EG: Shame could be a really powerful tool. Unfortunately, we seem uncomfortable talking about morality. Right now, it’s all the people on the margins. For example, grad students can say what they actually think. Also, people underestimate the choices they have. Many people who are working for Uber could have chosen to work for other companies. It’s important to get a normative discourse going, such as “I’m not taking this job because this company’s management is unethical.” In general, we need more conversations about morality and the moral implications of new products and services.
bB: Do you think it’s a bottom-up movement where people who are at these jobs or using these services have the power to make a difference?
EG: I think it’s both. It’s important that customers stop using these businesses and that employees try to start these conversations. But it would also be nice to see more venture capitalists or others at the top of the industry with a lot of discretion saying they won’t work with unethical companies.
I think the problem for the top-down approach is that VCs, journalists and others are very embedded in Silicon Valley networks. They all have wide networks of friends and colleagues and worry about offending people. But the only way to have a meaningful conversation about morality is for people to get a little offended.
bB: You reference the New York Times article, “The Slippery Slope of Silicon Valley,” which discusses the culture of “amorality, thoughtlessness and ignorance rather than ill intent.” Do you think this is an inevitable trend in general?
EG: No, I think there is a countermovement happening. The issue is, how do you accelerate the countermovement and get people to see the contours of the problems? The thing about amorality is that it involves not thinking rather than consciously deciding to make money no matter who gets hurt. I think a lot of people in tech startups have ideas along the lines of, “What’s an unexploited way to make money?” If it works, it’s good enough. I think the reason they don’t reflect is because they generally assume that technology is good.
bB: On another note, there’s this term for the dating scene called the hookup culture, which seems to have a lot of the same moral dilemmas as those in tech startup culture. Everyone looks out for themselves, as people increasingly start to hookup rather than date. Now Tinder as a business model is encouraging this trend.

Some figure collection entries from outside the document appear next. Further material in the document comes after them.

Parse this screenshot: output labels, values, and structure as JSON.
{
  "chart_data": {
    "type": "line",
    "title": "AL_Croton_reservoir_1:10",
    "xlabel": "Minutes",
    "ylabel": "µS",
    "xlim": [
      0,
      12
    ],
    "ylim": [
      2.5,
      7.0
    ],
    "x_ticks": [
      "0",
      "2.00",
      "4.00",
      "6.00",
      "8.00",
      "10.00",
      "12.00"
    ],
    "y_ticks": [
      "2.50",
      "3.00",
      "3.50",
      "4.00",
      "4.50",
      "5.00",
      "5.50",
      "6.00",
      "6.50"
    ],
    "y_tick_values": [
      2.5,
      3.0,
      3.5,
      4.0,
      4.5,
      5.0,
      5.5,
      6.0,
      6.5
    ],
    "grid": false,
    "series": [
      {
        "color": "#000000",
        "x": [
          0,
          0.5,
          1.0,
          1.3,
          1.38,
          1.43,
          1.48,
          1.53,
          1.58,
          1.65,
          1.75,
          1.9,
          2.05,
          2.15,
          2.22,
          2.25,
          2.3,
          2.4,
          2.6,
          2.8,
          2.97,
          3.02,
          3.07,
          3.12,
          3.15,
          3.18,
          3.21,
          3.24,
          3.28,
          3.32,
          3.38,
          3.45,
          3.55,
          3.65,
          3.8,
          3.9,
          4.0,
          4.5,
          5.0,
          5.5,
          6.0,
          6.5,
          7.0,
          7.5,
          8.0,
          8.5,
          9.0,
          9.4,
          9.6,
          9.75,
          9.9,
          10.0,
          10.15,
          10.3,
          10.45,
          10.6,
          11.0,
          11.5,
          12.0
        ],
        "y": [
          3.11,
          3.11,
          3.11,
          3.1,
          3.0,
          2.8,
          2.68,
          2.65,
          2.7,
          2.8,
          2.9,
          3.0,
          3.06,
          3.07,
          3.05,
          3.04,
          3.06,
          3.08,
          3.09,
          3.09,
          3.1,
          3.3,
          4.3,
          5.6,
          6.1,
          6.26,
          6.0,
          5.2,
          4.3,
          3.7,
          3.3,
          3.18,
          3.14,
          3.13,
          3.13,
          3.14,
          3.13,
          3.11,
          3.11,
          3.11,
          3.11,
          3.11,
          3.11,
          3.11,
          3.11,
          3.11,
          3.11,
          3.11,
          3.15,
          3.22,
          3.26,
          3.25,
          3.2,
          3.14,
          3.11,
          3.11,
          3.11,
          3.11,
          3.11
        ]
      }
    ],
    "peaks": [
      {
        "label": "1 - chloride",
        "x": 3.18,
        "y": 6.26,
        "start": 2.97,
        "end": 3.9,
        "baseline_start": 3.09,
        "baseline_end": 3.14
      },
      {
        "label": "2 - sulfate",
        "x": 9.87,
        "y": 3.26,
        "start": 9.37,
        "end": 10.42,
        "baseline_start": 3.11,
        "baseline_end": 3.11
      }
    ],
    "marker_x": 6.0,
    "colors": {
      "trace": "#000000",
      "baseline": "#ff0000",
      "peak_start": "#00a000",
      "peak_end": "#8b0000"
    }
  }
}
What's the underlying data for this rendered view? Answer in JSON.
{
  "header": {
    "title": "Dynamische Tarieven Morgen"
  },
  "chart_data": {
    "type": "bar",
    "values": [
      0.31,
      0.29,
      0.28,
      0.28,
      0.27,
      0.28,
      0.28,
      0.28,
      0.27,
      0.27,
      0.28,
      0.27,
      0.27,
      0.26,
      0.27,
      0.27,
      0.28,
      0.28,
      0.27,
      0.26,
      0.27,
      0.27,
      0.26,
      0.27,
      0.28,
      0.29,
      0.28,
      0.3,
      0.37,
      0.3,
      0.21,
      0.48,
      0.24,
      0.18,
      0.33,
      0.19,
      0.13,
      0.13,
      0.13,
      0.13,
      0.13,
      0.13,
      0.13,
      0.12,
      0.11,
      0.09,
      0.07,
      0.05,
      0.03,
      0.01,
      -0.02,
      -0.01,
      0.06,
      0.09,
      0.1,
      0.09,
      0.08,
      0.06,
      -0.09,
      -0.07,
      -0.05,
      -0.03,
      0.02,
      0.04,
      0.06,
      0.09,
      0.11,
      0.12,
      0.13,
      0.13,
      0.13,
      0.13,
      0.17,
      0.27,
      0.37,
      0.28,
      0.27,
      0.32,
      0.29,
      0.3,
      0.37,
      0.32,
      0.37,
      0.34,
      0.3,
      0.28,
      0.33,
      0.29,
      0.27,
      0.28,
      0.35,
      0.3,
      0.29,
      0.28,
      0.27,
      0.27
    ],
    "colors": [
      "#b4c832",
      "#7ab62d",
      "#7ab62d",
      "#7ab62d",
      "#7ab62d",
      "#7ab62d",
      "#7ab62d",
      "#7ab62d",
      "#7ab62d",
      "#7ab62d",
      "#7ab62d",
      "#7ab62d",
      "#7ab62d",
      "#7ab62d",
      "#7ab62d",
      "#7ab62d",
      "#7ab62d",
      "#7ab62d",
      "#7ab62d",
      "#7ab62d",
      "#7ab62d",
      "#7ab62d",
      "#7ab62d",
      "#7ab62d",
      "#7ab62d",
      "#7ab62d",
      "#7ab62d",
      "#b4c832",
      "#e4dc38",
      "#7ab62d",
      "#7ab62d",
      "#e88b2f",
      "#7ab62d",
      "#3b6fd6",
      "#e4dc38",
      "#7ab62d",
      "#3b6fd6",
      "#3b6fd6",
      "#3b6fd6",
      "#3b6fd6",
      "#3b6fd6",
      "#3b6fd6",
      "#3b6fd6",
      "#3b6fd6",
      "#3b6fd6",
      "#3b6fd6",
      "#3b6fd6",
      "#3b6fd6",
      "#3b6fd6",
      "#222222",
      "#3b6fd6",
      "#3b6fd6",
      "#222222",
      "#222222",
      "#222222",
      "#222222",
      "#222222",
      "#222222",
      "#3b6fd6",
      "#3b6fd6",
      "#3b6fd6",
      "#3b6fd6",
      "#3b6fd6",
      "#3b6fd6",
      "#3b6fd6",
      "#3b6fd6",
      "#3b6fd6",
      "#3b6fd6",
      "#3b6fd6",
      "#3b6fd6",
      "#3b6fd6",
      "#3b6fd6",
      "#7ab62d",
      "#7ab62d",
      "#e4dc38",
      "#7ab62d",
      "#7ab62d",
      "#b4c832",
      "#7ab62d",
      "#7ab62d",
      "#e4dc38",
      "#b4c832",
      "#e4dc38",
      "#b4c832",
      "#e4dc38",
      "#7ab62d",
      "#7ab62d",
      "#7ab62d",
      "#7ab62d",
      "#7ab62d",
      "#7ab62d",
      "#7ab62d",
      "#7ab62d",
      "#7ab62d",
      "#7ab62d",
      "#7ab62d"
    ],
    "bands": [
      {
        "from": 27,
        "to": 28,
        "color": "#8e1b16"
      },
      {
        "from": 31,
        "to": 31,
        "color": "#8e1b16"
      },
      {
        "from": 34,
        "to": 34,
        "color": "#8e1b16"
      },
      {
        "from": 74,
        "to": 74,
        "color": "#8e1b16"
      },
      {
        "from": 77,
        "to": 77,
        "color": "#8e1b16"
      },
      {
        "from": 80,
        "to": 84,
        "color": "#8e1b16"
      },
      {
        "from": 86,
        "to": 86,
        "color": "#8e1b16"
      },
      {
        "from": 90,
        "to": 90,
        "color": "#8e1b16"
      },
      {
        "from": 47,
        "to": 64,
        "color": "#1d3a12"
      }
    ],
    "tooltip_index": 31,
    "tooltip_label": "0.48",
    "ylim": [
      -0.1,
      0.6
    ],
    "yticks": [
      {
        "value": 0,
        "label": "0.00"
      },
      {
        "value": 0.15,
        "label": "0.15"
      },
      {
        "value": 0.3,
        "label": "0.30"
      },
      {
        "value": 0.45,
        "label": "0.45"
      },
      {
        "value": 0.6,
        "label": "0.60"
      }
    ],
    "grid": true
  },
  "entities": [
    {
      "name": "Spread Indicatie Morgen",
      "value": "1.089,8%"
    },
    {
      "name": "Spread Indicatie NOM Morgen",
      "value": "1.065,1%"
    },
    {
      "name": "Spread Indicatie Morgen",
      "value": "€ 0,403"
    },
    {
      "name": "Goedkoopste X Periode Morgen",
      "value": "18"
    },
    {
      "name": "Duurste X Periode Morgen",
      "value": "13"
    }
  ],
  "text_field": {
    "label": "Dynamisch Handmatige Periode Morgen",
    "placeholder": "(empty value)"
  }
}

EG: I’ve noticed that as well. But I think there is some backlash, and even with Tinder, some people now use it as a dating app. Maybe it’s inevitable that people build such tools. Yet, how people use these tools matters. Most people are probably not going to be content to hook up with strangers for their whole lives. Maybe two young people who do meet on Tinder start out treating each other purely as means rather than ends, but most people can’t hold that attitude toward someone for weeks or months. In that sense, I don’t think services like Tinder will change people.